Frisén's team previously used this method to show that humans are the only known mammal in which neurogenesis does not occur in the adult olfactory bulb, since the cells in this brain region were the same age.
But looking at the hippocampus in 55 post-mortem brains aged between 19 and 92, the team has now found that a subset of neurons in an area of the hippocampus called the dentate gyrus are indeed created throughout adulthood. In effect, a small population of our brain cells remains permanently young, renewing itself continually. By modelling the process, the team estimated that we generate around 700 new neurons every day. "Everyone working on adult hippocampal neurogenesis is excited about this work," says Thuret.

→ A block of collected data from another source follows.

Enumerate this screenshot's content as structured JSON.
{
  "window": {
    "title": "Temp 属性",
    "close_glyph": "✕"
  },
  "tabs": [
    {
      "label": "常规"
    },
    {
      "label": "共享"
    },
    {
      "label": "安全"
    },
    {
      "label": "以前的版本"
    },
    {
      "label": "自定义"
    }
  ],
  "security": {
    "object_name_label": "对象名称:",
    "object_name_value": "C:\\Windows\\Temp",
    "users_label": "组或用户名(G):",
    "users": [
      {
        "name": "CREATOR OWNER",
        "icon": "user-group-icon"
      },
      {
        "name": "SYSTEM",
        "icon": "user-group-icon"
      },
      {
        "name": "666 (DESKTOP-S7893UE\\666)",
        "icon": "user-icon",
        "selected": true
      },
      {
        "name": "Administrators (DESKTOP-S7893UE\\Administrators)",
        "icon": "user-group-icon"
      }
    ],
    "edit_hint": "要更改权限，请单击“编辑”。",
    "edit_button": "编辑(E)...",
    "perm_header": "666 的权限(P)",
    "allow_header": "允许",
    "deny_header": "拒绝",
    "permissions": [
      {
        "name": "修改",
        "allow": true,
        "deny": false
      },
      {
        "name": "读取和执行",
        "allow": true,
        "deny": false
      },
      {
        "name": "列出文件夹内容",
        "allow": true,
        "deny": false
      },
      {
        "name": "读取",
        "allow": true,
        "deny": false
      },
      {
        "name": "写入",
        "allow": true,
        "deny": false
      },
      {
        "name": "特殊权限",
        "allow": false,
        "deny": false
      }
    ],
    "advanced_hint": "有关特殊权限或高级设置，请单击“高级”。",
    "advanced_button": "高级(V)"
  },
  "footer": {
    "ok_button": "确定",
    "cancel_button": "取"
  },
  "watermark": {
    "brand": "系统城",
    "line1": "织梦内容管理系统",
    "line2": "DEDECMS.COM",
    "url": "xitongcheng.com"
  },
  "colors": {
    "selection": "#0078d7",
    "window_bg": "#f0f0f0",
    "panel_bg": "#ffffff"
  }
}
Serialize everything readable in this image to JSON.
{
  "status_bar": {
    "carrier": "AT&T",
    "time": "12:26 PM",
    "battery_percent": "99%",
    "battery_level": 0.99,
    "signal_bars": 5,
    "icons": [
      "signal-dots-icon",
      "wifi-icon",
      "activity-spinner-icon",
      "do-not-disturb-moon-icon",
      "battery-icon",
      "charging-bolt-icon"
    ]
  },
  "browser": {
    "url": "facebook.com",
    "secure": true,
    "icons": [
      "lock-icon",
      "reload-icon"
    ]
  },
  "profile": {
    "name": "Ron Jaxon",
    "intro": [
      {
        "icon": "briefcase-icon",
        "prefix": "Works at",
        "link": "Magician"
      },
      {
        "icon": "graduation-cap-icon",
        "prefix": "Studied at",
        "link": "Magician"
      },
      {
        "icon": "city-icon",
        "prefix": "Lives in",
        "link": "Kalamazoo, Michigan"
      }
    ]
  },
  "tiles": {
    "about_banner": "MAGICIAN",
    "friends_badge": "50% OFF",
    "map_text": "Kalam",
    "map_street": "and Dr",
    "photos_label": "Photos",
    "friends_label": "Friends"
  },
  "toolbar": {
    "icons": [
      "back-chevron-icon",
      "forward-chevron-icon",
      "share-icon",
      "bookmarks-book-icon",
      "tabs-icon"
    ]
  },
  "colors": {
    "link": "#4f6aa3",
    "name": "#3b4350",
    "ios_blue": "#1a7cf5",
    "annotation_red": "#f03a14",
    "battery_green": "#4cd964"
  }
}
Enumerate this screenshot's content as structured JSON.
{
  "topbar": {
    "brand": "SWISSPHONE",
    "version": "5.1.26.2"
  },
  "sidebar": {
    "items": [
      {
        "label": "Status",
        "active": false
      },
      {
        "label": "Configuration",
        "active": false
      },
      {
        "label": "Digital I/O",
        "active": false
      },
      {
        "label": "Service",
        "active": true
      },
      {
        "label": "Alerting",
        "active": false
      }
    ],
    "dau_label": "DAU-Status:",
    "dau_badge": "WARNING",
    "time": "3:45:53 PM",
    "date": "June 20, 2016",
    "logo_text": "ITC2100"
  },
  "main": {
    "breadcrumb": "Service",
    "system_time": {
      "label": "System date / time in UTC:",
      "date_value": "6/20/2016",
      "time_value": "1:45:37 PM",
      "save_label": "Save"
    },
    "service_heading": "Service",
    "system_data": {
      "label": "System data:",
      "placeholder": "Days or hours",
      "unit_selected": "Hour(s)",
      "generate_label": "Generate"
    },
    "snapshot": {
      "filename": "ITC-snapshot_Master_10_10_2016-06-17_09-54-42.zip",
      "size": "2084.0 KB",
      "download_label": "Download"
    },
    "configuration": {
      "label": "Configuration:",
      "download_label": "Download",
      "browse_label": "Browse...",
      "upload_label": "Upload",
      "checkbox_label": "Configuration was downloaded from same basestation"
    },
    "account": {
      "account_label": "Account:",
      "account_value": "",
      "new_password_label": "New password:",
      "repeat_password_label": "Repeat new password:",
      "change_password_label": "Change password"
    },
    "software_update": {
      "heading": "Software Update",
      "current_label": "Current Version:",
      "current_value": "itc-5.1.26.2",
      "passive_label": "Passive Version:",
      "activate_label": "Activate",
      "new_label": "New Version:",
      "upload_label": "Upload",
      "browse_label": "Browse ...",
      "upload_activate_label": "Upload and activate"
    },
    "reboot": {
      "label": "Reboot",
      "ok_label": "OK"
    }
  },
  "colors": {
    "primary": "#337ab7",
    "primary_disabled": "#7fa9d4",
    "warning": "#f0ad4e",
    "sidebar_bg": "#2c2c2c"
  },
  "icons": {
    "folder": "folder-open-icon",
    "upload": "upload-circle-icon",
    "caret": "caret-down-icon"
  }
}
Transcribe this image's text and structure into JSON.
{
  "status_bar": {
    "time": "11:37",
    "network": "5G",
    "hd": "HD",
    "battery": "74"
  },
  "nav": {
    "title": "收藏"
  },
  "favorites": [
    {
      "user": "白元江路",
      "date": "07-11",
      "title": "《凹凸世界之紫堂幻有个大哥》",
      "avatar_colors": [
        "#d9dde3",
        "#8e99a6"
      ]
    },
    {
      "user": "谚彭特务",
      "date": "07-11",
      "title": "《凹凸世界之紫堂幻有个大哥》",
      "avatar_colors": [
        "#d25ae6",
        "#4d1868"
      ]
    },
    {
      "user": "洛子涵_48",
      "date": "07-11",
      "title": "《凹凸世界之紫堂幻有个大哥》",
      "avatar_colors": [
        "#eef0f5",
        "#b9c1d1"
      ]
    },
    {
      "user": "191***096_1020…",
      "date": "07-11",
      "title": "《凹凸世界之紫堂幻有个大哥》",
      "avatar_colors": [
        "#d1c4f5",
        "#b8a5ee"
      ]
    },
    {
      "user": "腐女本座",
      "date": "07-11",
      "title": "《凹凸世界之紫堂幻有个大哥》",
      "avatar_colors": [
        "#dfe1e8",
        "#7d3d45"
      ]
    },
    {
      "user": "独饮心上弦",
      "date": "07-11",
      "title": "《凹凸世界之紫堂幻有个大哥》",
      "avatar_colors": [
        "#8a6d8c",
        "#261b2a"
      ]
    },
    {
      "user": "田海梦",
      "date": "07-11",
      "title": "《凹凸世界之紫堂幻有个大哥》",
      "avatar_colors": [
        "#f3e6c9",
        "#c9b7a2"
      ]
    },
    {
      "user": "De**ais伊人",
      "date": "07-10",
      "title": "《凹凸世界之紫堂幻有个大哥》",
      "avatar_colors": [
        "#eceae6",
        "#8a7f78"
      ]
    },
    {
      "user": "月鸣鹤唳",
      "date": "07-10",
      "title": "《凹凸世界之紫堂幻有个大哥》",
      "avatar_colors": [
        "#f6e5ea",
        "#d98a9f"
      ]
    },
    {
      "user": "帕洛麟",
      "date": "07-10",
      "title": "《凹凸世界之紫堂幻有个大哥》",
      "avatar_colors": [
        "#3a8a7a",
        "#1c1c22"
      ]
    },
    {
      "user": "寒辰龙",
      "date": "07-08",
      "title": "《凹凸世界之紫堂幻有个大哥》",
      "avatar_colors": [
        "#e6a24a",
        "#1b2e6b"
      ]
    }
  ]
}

The team was surprised that the ability to create new neurons appears to stay with humans longer than it does in mice. "In mice the decline is pretty dramatic," says Frisén. But instead of the 10-fold decrease between young and middle-aged mice, the team found only a four-fold decrease in humans, he says.
But the newborn brain cells in humans do not appear to live long. In rodents, the hippocampus gradually gets bigger as new cells are added. "In mice, there is a net increase," says Thuret. But this is not seen in humans – in fact, our hippocampus slowly shrinks. "There are more dying than being born," she says.
The reason for this turnover remains unknown. Many studies in mice show that young neurons are necessary for forming new memories. But this has not been tested in humans.